Fun video from San Francisco Muni and their Multimodal Accessibility Advisory Committee on the need for people to surrender their seats on buses and trains for senior and disabled riders.
Categories: Best Practices
Fun video from San Francisco Muni and their Multimodal Accessibility Advisory Committee on the need for people to surrender their seats on buses and trains for senior and disabled riders.
Categories: Best Practices
Although many passengers on MTA buses will give up their seats to the disabled and elderly I have observed one group who just act as if they don’t know what your talking about when you point out the problem. I know of one former RTD/MTA bus operator that would demand the seats be vacated before the bus would continue. Peer pressure always works.
Clever. And I note that around time index 2:30 to 2:40, it shows a Clipper Card reader, the Bay Area’s equivalent to our TAP.

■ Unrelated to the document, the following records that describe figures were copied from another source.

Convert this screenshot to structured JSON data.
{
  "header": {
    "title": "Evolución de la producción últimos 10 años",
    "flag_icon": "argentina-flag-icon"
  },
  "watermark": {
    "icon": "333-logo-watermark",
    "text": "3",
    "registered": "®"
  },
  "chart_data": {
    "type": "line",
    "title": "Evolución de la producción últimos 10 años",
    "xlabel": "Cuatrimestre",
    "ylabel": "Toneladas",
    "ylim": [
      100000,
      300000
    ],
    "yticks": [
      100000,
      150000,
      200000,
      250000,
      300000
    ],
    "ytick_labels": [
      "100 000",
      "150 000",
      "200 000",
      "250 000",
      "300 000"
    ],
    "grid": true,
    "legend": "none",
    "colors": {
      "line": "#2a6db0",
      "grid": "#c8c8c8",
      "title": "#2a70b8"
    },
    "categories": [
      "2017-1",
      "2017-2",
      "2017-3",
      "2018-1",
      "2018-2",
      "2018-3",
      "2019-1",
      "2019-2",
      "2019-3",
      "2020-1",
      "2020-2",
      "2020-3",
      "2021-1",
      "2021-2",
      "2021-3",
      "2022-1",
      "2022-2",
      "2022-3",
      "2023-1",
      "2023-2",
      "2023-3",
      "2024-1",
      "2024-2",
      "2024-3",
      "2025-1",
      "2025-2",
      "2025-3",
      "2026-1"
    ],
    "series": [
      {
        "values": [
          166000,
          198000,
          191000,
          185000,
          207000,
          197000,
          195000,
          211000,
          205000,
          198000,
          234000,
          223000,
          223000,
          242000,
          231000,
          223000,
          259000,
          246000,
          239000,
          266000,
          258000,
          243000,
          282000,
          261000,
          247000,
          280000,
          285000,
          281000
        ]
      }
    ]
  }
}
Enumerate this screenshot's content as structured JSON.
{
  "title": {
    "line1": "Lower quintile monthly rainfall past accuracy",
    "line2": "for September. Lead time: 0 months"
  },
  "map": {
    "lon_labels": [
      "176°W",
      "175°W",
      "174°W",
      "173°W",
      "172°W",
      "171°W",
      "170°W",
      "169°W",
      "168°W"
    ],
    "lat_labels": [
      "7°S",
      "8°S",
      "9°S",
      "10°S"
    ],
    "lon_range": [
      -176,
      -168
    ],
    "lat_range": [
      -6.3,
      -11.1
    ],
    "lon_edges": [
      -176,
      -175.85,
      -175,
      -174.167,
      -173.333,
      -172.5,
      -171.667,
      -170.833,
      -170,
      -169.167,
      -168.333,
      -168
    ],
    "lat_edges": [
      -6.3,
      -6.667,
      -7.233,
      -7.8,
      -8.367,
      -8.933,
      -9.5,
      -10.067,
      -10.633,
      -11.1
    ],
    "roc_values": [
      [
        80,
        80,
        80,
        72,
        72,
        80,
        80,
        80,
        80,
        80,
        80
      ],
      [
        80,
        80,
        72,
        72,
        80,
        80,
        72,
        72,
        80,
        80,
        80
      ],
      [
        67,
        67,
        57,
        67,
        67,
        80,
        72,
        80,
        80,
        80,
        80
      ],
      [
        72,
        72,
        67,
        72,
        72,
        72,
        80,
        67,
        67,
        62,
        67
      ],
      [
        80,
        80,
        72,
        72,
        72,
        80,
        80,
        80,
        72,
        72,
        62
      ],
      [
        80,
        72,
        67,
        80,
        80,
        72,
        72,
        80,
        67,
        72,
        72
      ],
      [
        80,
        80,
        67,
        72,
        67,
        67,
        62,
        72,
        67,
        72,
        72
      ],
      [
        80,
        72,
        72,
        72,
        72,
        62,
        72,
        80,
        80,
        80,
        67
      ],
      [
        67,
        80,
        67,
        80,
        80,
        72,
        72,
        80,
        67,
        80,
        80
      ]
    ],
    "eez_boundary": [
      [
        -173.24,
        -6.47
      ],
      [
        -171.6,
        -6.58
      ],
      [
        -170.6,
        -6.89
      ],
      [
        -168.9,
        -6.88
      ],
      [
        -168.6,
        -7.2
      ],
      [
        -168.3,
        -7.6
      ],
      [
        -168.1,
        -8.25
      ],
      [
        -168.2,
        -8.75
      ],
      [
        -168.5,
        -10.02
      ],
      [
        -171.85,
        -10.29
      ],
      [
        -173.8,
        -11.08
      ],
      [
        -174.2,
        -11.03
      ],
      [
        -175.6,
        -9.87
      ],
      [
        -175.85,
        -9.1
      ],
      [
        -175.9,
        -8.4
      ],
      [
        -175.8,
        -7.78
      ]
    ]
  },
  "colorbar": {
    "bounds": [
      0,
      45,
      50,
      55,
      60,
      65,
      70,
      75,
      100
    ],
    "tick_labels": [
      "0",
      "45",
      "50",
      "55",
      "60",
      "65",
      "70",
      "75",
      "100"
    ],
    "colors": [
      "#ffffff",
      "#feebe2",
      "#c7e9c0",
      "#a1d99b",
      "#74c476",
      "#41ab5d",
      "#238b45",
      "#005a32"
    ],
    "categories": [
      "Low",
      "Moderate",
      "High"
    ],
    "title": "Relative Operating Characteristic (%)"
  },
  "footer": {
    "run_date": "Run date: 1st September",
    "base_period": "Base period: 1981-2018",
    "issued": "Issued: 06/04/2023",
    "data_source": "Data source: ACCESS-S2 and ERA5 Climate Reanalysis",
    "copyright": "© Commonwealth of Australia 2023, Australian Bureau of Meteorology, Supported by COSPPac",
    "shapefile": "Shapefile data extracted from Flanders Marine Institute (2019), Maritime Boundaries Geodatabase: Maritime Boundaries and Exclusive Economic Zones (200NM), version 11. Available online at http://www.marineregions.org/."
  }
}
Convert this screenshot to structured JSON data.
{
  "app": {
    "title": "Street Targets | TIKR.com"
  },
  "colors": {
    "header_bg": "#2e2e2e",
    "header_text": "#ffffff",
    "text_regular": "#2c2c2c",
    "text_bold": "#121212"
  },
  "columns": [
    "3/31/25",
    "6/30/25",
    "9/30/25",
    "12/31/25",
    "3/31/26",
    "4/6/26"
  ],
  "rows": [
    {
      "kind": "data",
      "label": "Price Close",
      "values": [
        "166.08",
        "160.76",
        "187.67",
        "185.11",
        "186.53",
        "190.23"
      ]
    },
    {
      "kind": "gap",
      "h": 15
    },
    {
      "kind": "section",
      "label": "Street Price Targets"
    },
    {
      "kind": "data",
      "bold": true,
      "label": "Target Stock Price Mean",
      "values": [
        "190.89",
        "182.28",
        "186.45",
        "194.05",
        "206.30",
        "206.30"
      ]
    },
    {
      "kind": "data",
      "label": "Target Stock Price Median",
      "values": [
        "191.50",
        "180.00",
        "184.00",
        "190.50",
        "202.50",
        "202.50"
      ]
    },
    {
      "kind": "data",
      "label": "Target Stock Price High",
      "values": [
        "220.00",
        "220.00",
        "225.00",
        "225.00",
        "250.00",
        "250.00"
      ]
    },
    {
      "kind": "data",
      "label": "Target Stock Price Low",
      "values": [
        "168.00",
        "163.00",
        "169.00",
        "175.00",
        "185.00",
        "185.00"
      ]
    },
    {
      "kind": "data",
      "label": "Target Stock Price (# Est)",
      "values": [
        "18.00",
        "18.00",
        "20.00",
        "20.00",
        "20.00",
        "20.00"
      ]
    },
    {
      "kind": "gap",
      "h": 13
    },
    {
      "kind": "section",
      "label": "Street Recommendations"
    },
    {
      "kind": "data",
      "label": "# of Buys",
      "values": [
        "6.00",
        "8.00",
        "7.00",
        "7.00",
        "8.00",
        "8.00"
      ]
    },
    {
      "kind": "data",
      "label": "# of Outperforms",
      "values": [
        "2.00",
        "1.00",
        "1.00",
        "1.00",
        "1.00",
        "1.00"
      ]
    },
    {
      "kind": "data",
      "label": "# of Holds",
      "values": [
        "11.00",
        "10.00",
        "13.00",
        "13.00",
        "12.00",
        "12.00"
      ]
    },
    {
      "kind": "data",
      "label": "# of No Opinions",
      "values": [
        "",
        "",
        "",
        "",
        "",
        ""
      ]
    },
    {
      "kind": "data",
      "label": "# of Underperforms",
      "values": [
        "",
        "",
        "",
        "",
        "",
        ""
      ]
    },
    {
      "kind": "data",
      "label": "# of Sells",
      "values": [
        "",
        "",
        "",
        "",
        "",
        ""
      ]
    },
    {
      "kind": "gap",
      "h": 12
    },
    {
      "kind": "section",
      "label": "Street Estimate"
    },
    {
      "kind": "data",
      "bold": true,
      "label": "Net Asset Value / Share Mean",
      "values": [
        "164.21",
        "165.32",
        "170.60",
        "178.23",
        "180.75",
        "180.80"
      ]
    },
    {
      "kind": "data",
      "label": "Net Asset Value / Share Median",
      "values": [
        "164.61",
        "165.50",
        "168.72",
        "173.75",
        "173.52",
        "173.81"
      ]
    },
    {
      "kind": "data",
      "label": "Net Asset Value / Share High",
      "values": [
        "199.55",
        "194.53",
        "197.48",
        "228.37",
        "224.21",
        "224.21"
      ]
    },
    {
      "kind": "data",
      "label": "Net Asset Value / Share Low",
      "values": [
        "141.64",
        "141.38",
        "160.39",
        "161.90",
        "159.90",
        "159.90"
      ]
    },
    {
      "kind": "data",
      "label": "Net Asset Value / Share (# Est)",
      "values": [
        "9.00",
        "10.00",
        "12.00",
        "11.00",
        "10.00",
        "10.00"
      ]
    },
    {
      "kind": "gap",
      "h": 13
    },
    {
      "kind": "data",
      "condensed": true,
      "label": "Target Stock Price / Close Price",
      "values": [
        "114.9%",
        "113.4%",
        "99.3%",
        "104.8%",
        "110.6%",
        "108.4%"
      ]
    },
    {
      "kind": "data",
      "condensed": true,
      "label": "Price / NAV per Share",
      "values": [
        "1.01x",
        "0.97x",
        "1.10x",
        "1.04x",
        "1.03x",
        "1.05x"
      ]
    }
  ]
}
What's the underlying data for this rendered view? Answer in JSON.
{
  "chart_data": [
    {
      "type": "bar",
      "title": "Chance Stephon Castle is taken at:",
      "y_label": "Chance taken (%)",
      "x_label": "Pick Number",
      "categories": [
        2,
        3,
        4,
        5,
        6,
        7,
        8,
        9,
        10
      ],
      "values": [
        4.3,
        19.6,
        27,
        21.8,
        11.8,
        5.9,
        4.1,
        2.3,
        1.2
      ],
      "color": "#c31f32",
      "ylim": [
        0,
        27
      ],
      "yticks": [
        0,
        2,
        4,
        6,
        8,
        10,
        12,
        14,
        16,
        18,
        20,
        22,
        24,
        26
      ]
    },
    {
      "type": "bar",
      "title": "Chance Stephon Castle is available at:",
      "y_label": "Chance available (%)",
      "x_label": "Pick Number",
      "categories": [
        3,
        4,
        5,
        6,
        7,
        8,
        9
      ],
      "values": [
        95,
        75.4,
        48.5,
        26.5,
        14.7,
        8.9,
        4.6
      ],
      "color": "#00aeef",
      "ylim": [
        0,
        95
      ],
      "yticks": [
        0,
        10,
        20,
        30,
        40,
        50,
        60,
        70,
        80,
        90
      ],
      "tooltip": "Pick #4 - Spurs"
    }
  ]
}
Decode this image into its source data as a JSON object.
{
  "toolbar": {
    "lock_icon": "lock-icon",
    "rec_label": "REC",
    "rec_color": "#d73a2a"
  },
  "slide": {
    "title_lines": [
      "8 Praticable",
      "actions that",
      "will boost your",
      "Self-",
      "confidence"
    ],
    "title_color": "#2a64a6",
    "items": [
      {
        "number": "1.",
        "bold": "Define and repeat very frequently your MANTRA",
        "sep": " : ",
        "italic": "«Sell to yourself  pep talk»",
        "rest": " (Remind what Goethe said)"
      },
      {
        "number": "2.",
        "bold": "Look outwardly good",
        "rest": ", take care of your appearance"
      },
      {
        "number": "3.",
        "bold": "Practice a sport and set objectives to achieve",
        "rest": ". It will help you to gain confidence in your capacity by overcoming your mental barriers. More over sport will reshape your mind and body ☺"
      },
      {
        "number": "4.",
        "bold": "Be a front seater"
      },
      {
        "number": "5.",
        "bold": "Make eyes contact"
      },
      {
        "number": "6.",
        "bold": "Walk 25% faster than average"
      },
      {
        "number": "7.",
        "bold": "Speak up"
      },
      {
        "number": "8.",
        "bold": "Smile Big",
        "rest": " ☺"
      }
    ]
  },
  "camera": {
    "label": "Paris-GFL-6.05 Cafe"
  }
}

Some years ago, I was temporarily disabled (I twisted my ankle, on what was only my second morning in SF that trip, and was walking with a brace and a cane) People readily gave up their seats for me, without being asked (and in one case, on a very crowded bus, when they didn’t give me a seat, a MUNI employee who was riding along read them the riot act, and got me a seat).
And back home, last weekend, I was on the Red Line, and noticed that a couple of young women in their teens or twenties, seated in the “reserved for elderly and disabled” area had failed to even notice a very tired-looking elderly couple, carrying baggage, who didn’t have seats. After about a minute, I got up and butted in, with something to the effect of “I don’t want to be rude, but don’t you think that maybe they need those seats more than you do?”
It took a moment, but they eventually realized what I was getting at (and one pointed out the sign to the other), and they got up. While this was happening, my own seat went to somebody else who clearly needed it more than I did (and looked to be a bit older than my own 51 years), and so the three of us stood for the rest of the trip. (I made no effort whatsoever to reclaim my own seat [or any other]; as I said, the person who took it clearly needed it more than I did, and I can hardly ask somebody else to do something I wouldn’t do myself.)